L’art. 50 dispone che non è punibile chi lede o pone in pericolo un diritto, col consenso della persona che può validamente disporne (principio del volenti non fit iniuria).

In materia si pongono tre ordini di problemi:

  1. la natura del consenso.
  2. i limiti del consenso.
  3. la validità del consenso.

(1) Circa la controversa natura giuridica, il consenso non è un negozio, ma un mero atto giuridico, un permesso con cui si conferisce al destinatario un potere di agire, escludendo l’illiceità, senza che si crei alcun rapporto di diritti-obblighi. Tale consenso è sempre revocabile, eccetto i casi in cui l’attività consentita non possa essere arrestata se non ad esaurimento (es. trasporto aereo), e salva la responsabilità per eventuali danni.

(2) Circa i limiti, il consenso deve avere per oggetto:

  • un diritto, comunemente inteso nel senso di qualsiasi bene tutelato dalla norma penale.
  • un diritto disponibile, dato che il consenso scrimina solamente nei casi in cui lo Stato abbia un interesse condizionato al fatto che il titolare non abbia rinunciato ad esso.

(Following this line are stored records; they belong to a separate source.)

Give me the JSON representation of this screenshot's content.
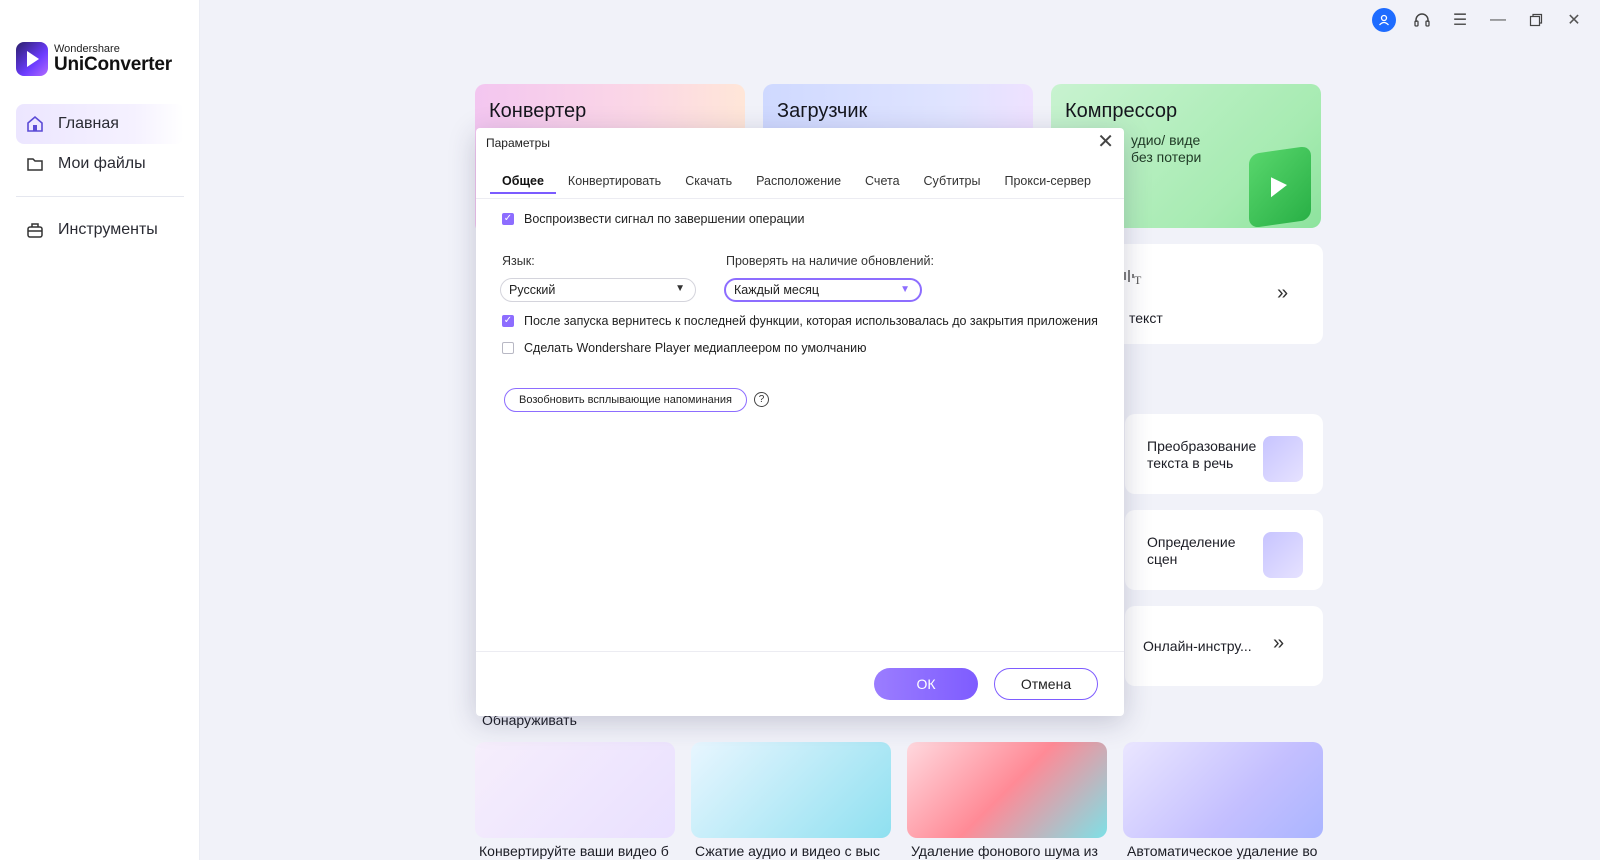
{
  "app": {
    "brand_top": "Wondershare",
    "brand_name": "UniConverter"
  },
  "sidebar": {
    "items": [
      {
        "label": "Главная",
        "icon": "home-icon",
        "active": true
      },
      {
        "label": "Мои файлы",
        "icon": "folder-icon",
        "active": false
      },
      {
        "label": "Инструменты",
        "icon": "toolbox-icon",
        "active": false
      }
    ]
  },
  "window_controls": [
    "user-avatar-icon",
    "headset-icon",
    "menu-icon",
    "minimize-icon",
    "restore-icon",
    "close-icon"
  ],
  "main": {
    "cards": {
      "converter": "Конвертер",
      "downloader": "Загрузчик",
      "compressor": "Компрессор",
      "compressor_sub_1": "удио/ виде",
      "compressor_sub_2": "без потери",
      "speech_text": "текст",
      "tts": "Преобразование текста в речь",
      "scene": "Определение сцен",
      "online": "Онлайн-инстру..."
    },
    "discover": {
      "title": "Обнаруживать",
      "items": [
        "Конвертируйте ваши видео б",
        "Сжатие аудио и видео с выс",
        "Удаление фонового шума из",
        "Автоматическое удаление во"
      ]
    }
  },
  "dialog": {
    "title": "Параметры",
    "tabs": [
      "Общее",
      "Конвертировать",
      "Скачать",
      "Расположение",
      "Счета",
      "Субтитры",
      "Прокси-сервер"
    ],
    "active_tab": "Общее",
    "play_sound_label": "Воспроизвести сигнал по завершении операции",
    "play_sound_checked": true,
    "language_label": "Язык:",
    "language_value": "Русский",
    "updates_label": "Проверять на наличие обновлений:",
    "updates_value": "Каждый месяц",
    "return_last_label": "После запуска вернитесь к последней функции, которая использовалась до закрытия приложения",
    "return_last_checked": true,
    "default_player_label": "Сделать Wondershare Player медиаплеером по умолчанию",
    "default_player_checked": false,
    "resume_reminders_label": "Возобновить всплывающие напоминания",
    "help_glyph": "?",
    "ok_label": "ОК",
    "cancel_label": "Отмена"
  },
  "colors": {
    "accent": "#8d6dff",
    "user_avatar": "#1e6cff"
  }
}
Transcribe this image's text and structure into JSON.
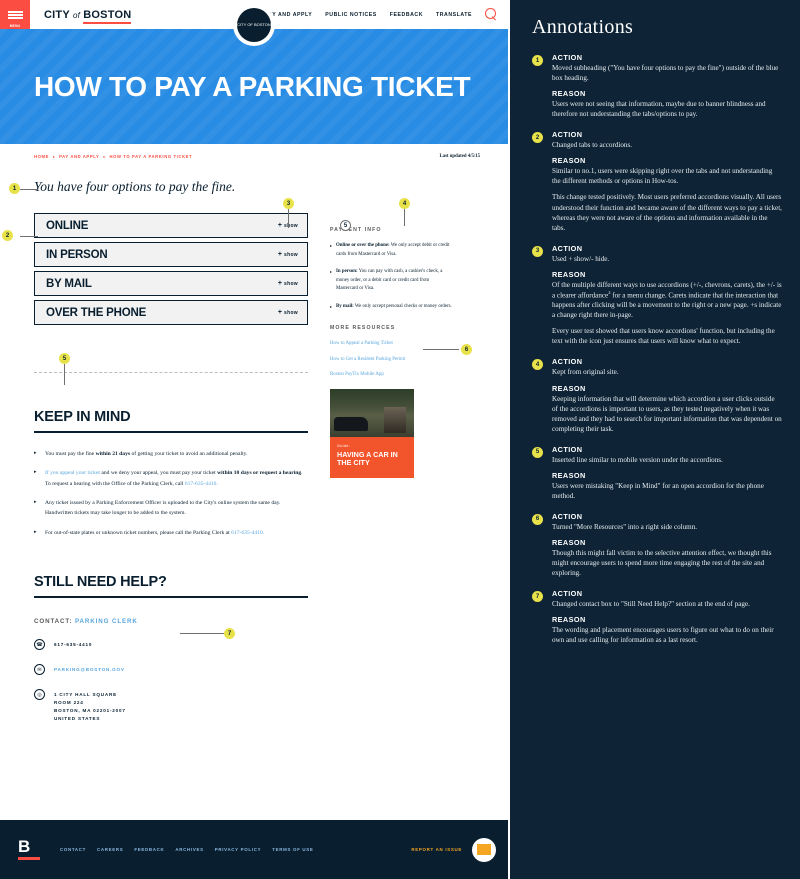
{
  "site": {
    "topbar": {
      "menu_label": "MENU",
      "logo_city": "CITY",
      "logo_of": "of",
      "logo_boston": "BOSTON",
      "seal_text": "CITY OF BOSTON",
      "nav": [
        "PAY AND APPLY",
        "PUBLIC NOTICES",
        "FEEDBACK",
        "TRANSLATE"
      ],
      "search_icon": "search-icon"
    },
    "hero_title": "HOW TO PAY A PARKING TICKET",
    "breadcrumbs": [
      "HOME",
      "PAY AND APPLY",
      "HOW TO PAY A PARKING TICKET"
    ],
    "breadcrumb_sep": "▸",
    "last_updated": "Last updated 4/5/15",
    "lede": "You have four options to pay the fine.",
    "accordions": [
      {
        "title": "ONLINE",
        "toggle": "show",
        "toggle_sign": "+"
      },
      {
        "title": "IN PERSON",
        "toggle": "show",
        "toggle_sign": "+"
      },
      {
        "title": "BY MAIL",
        "toggle": "show",
        "toggle_sign": "+"
      },
      {
        "title": "OVER THE PHONE",
        "toggle": "show",
        "toggle_sign": "+"
      }
    ],
    "payment_info": {
      "title": "PAYMENT INFO",
      "items": [
        {
          "lead": "Online or over the phone:",
          "text": " We only accept debit or credit cards from Mastercard or Visa."
        },
        {
          "lead": "In person:",
          "text": " You can pay with cash, a cashier's check, a money order, or a debit card or credit card from Mastercard or Visa."
        },
        {
          "lead": "By mail:",
          "text": " We only accept personal checks or money orders."
        }
      ]
    },
    "more_resources": {
      "title": "MORE RESOURCES",
      "links": [
        "How to Appeal a Parking Ticket",
        "How to Get a Resident Parking Permit",
        "Boston PayTix Mobile App"
      ]
    },
    "promo_card": {
      "eyebrow": "Guide:",
      "title": "HAVING A CAR IN THE CITY"
    },
    "keep_in_mind": {
      "heading": "KEEP IN MIND",
      "items": [
        {
          "a": "You must pay the fine ",
          "b": "within 21 days",
          "c": " of getting your ticket to avoid an additional penalty."
        },
        {
          "link1": "If you appeal your ticket",
          "a": " and we deny your appeal, you must pay your ticket ",
          "b": "within 10 days or request a hearing",
          "c": ". To request a hearing with the Office of the Parking Clerk, call ",
          "link2": "617-635-4410."
        },
        {
          "a": "Any ticket issued by a Parking Enforcement Officer is uploaded to the City's online system the same day. Handwritten tickets may take longer to be added to the system."
        },
        {
          "a": "For out-of-state plates or unknown ticket numbers, please call the Parking Clerk at ",
          "link2": "617-635-4410."
        }
      ]
    },
    "still_need_help": {
      "heading": "STILL NEED HELP?",
      "contact_label": "CONTACT:",
      "contact_link": "PARKING CLERK",
      "phone_icon": "phone-icon",
      "phone": "617-635-4410",
      "email_icon": "envelope-icon",
      "email": "PARKING@BOSTON.GOV",
      "location_icon": "map-pin-icon",
      "address": "1 CITY HALL SQUARE\nROOM 224\nBOSTON, MA 02201-2007\nUNITED STATES"
    },
    "footer": {
      "mark": "B",
      "links": [
        "CONTACT",
        "CAREERS",
        "FEEDBACK",
        "ARCHIVES",
        "PRIVACY POLICY",
        "TERMS OF USE"
      ],
      "report": "REPORT AN ISSUE"
    },
    "markers": [
      "1",
      "2",
      "3",
      "4",
      "5",
      "6",
      "7"
    ]
  },
  "annotations": {
    "title": "Annotations",
    "action_label": "ACTION",
    "reason_label": "REASON",
    "items": [
      {
        "num": "1",
        "action": "Moved subheading (\"You have four options to pay the fine\") outside of the blue box heading.",
        "reason": "Users were not seeing that information, maybe due to banner blindness and therefore not understanding the tabs/options to pay."
      },
      {
        "num": "2",
        "action": "Changed tabs to accordions.",
        "reason": "Similar to no.1, users were skipping right over the tabs and not understanding the different methods or options in How-tos.",
        "reason2": "This change tested positively. Most users preferred accordions visually. All users understood their function and became aware of the different ways to pay a ticket, whereas they were not aware of the options and information available in the tabs."
      },
      {
        "num": "3",
        "action": "Used + show/- hide.",
        "reason_a": "Of the multiple different ways to use accordions (+/-, chevrons, carets), the +/- is a clearer affordance",
        "reason_sup": "2",
        "reason_b": " for a menu change. Carets indicate that the interaction that happens after clicking will be a movement to the right or a new page. +s indicate a change right there in-page.",
        "reason2": "Every user test showed that users know accordions' function, but including the text with the icon just ensures that users will know what to expect."
      },
      {
        "num": "4",
        "action": "Kept from original site.",
        "reason": "Keeping information that will determine which accordion a user clicks outside of the accordions is important to users, as they tested negatively when it was removed and they had to search for important information that was dependent on completing their task."
      },
      {
        "num": "5",
        "action": "Inserted line similar to mobile version under the accordions.",
        "reason": "Users were mistaking \"Keep in Mind\" for an open accordion for the phone method."
      },
      {
        "num": "6",
        "action": "Turned \"More Resources\" into a right side column.",
        "reason": "Though this might fall victim to the selective attention effect, we thought this might encourage users to spend more time engaging the rest of the site and exploring."
      },
      {
        "num": "7",
        "action": "Changed contact box to \"Still Need Help?\" section at the end of page.",
        "reason": "The wording and placement encourages users to figure out what to do on their own and use calling for information as a last resort."
      }
    ]
  },
  "colors": {
    "brand_blue": "#288be4",
    "navy": "#091f2f",
    "red": "#fb4d42",
    "marker_yellow": "#e8e24a",
    "link_blue": "#58a6dd",
    "panel_bg": "#0e2436",
    "card_red": "#f2552c",
    "footer_gold": "#f5a623"
  }
}
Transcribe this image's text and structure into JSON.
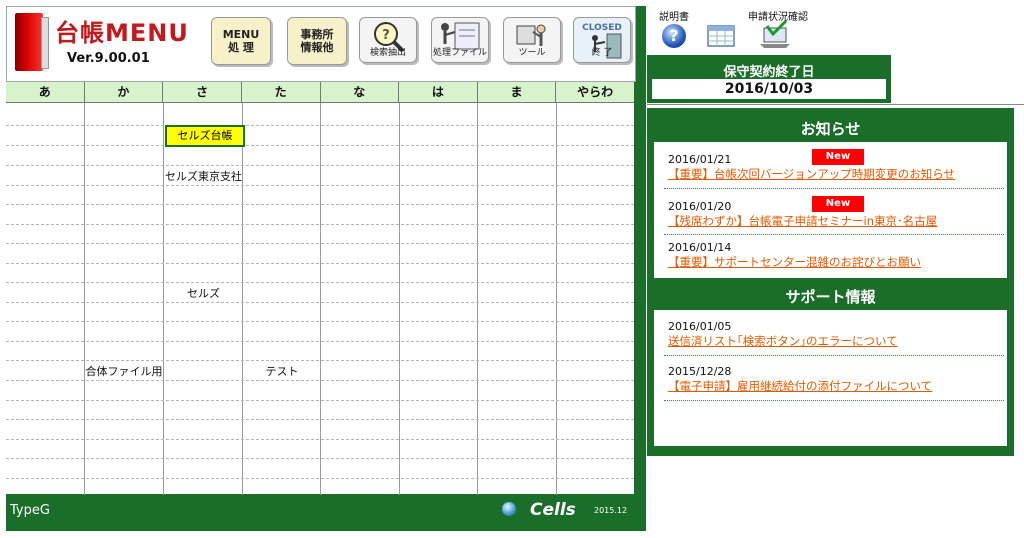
{
  "app": {
    "title": "台帳MENU",
    "version": "Ver.9.00.01"
  },
  "toolbar": {
    "menu_line1": "MENU",
    "menu_line2": "処 理",
    "office_line1": "事務所",
    "office_line2": "情報他",
    "search_label": "検索抽出",
    "process_label": "処理ファイル",
    "tool_label": "ツール",
    "closed_top": "CLOSED",
    "closed_bottom": "終 了"
  },
  "index": {
    "columns": [
      "あ",
      "か",
      "さ",
      "た",
      "な",
      "は",
      "ま",
      "やらわ"
    ],
    "selected_cell": "セルズ台帳",
    "entries": [
      "セルズ東京支社",
      "セルズ",
      "合体ファイル用",
      "テスト"
    ]
  },
  "footer": {
    "type": "TypeG",
    "brand": "Cells",
    "date": "2015.12"
  },
  "top_links": {
    "manual": "説明書",
    "status": "申請状況確認"
  },
  "maintenance": {
    "title": "保守契約終了日",
    "date": "2016/10/03"
  },
  "news": {
    "title": "お知らせ",
    "badge": "New",
    "items": [
      {
        "date": "2016/01/21",
        "text": "【重要】台帳次回バージョンアップ時期変更のお知らせ"
      },
      {
        "date": "2016/01/20",
        "text": "【残席わずか】台帳電子申請セミナーin東京･名古屋"
      },
      {
        "date": "2016/01/14",
        "text": "【重要】サポートセンター混雑のお詫びとお願い"
      }
    ]
  },
  "support": {
    "title": "サポート情報",
    "items": [
      {
        "date": "2016/01/05",
        "text": "送信済リスト｢検索ボタン｣のエラーについて"
      },
      {
        "date": "2015/12/28",
        "text": "【電子申請】雇用継続給付の添付ファイルについて"
      }
    ]
  },
  "colors": {
    "frame_green": "#1a6e2a",
    "header_green": "#d8f2cc",
    "link_orange": "#e05a00",
    "badge_red": "#ff0000"
  }
}
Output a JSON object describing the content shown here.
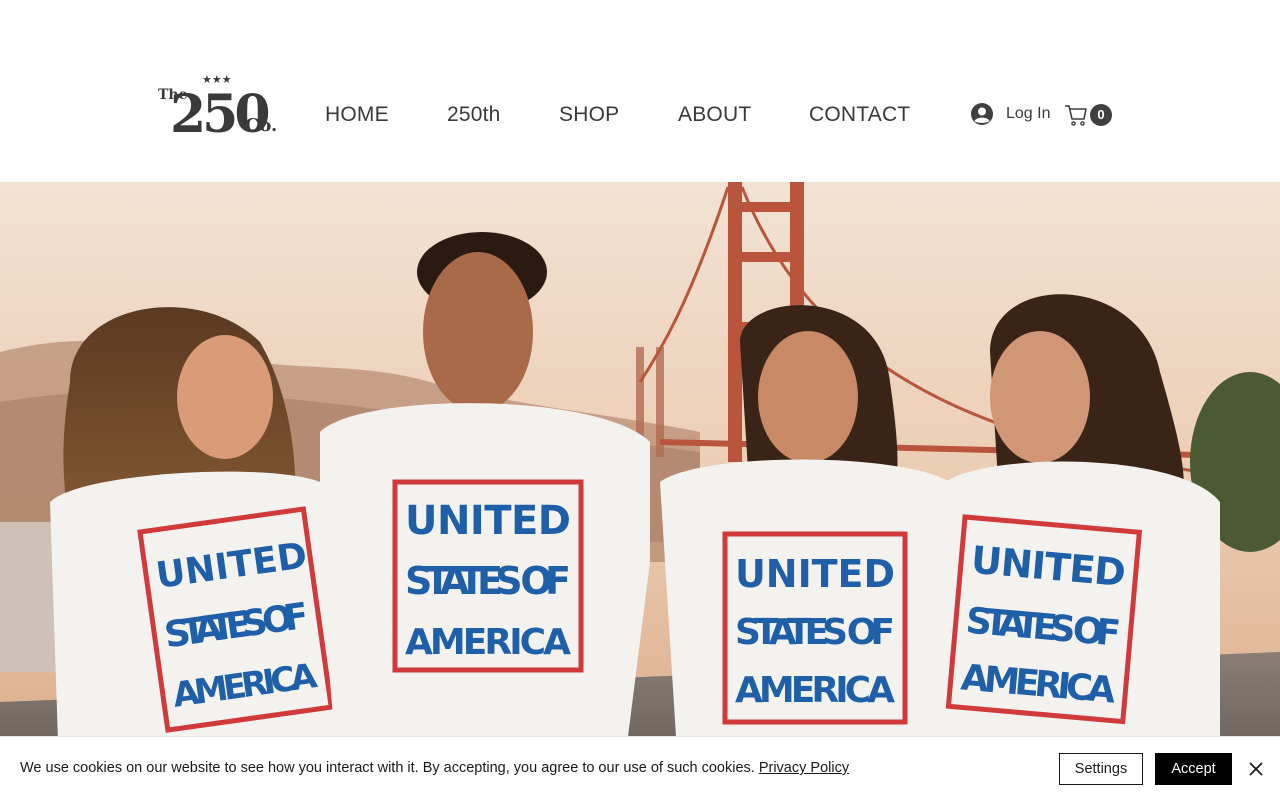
{
  "brand": {
    "logo_name": "The 250 Co.",
    "logo_parts": {
      "prefix": "The",
      "number": "250",
      "suffix": "Co.",
      "stars": "★★★"
    }
  },
  "nav": {
    "items": [
      {
        "label": "HOME"
      },
      {
        "label": "250th"
      },
      {
        "label": "SHOP"
      },
      {
        "label": "ABOUT"
      },
      {
        "label": "CONTACT"
      }
    ]
  },
  "account": {
    "login_label": "Log In",
    "icon": "user-avatar-icon"
  },
  "cart": {
    "count": "0",
    "icon": "shopping-cart-icon"
  },
  "hero": {
    "shirt_text": [
      "UNITED",
      "STATES OF",
      "AMERICA"
    ],
    "colors": {
      "sky": "#e9cdb8",
      "shirt_blue": "#1f5fa8",
      "shirt_red": "#d03a3a",
      "bridge": "#b8553c"
    }
  },
  "cookie_banner": {
    "message": "We use cookies on our website to see how you interact with it. By accepting, you agree to our use of such cookies.",
    "privacy_link": "Privacy Policy",
    "settings_label": "Settings",
    "accept_label": "Accept",
    "close_icon": "close-icon"
  }
}
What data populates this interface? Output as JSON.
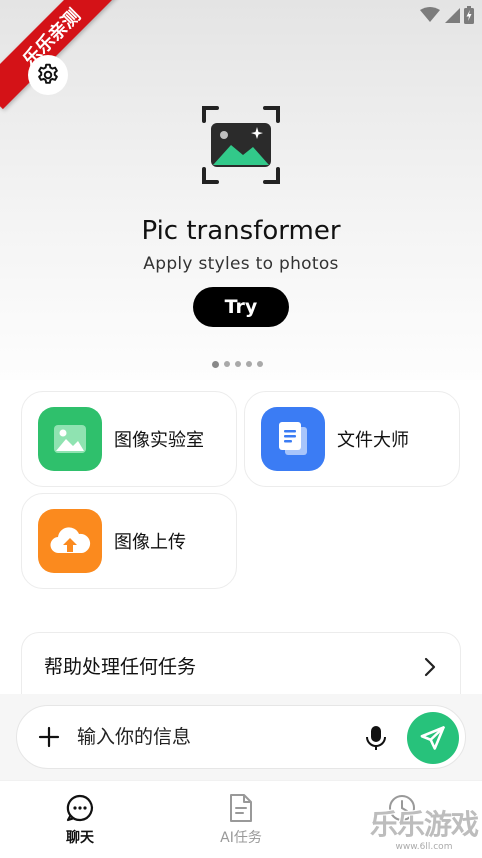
{
  "watermark": {
    "ribbon_text": "乐乐亲测",
    "logo_text": "乐乐游戏",
    "logo_url": "www.6ll.com"
  },
  "status_bar": {
    "icons": [
      "wifi-icon",
      "cellular-signal-icon",
      "battery-charging-icon"
    ]
  },
  "hero": {
    "icon": "image-transform-icon",
    "title": "Pic transformer",
    "subtitle": "Apply styles to photos",
    "cta_label": "Try",
    "pager": {
      "count": 5,
      "active_index": 0
    }
  },
  "features": [
    {
      "label": "图像实验室",
      "icon": "image-lab-icon",
      "color": "#2fc06c"
    },
    {
      "label": "文件大师",
      "icon": "document-icon",
      "color": "#3b7cf4"
    },
    {
      "label": "图像上传",
      "icon": "cloud-upload-icon",
      "color": "#fb8a1e"
    }
  ],
  "help": {
    "label": "帮助处理任何任务"
  },
  "composer": {
    "placeholder": "输入你的信息"
  },
  "nav": [
    {
      "label": "聊天",
      "icon": "chat-bubble-icon",
      "active": true
    },
    {
      "label": "AI任务",
      "icon": "ai-task-document-icon",
      "active": false
    },
    {
      "label": "",
      "icon": "history-clock-icon",
      "active": false
    }
  ],
  "colors": {
    "accent": "#27c27b",
    "ribbon": "#d41217",
    "cta": "#000000"
  }
}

Indisponibili sono i beni facenti capo allo (1) Stato (es. tutelati dai delitti contro la personalità dello Stato) e alla (2) collettività non personificata (es. tutelati dai delitti contro l’ordine pubblico). Circa i beni facenti capo ai (3) singoli, incontestabilmente disponibili sono i diritti patrimoniali, mentre dei diritti personalissimi:

  • assolutamente indisponibile è il diritto alla vita.
  • disponibili sono i diritti all’inviolabilità del domicilio e dei segreti privati.
  • (parzialmente) disponibili sono i diritti all’integrità fisica, alla libertà personale, alla libertà sessuale, all’onore, all’identità personale e alla dignità.

In forza del principio personalistico, tali diritti sono disponibili per limitazioni circoscritte e secondarie, ma non per la distruzione oppure per menomazioni irrevocabili o così gravi da diminuire in modo notevole la libertà o la dignità.

(3) Circa la validità del consenso, occorre che chi consente sia legittimato a consentire, ovvero che sia il titolare del bene protetto dalla norma.

Il legittimato a consentire, inoltre, deve avere la capacità di agire, per determinare la quale si fa riferimento al principio relativistico dell’età variabile a seconda dell’oggetto dell’atto dispositivo. Nei casi in cui la legge tace, quindi, anziché richiedersi solo la maggiore età, dovrà applicarsi per analogia il limite di età previsto per un’altra ipotesi simile, dovendosi altrimenti guardare alla sufficiente maturità del soggetto in rapporto al tipo e all’entità dell’atto dispositivo.

Il consenso, in particolare, deve essere:

  • effettivo, ossia non espresso né per scherzo né per simulazione.
  • libero, ossia non viziato da violenza, errore e dolo.
  • (se richiesto) spontaneo e informato.
  • attuale, ossia esistente al momento del fatto, e perdurante per la durata di questo.
  • determinato, anche se può essere riferito a persone indeterminate.

Tale consenso, inoltre, scrimina nei limiti in cui è concesso, potendo il soggetto delimitarne l’oggetto e l’ambito e porre termini, condizioni e modalità di lesione del bene.

Non viene, invece, richiesta alcuna particolare forma, essendo sufficiente che la volontà sia riconoscibili dall’esterno. Può quindi essere non solo espresso, ma anche tacito, ossia implicito nel comportamento univoco del soggetto. Mentre per parte della dottrina scrimina solo il consenso reale, per altra preferibile opinione rileva anche il consenso presunto, configurabile allorquando si possa ragionevolmente presumere che l’avente diritto avrebbe consentito se avesse potuto. Tale presunzione, tuttavia, deve essere fondata sull’analogia dell’art. 50, limitatamente ai casi non rientranti nell’art. 2028, e sempre che vi sia ravvisabile la eadem ratio dell’abbandono del proprio interesse.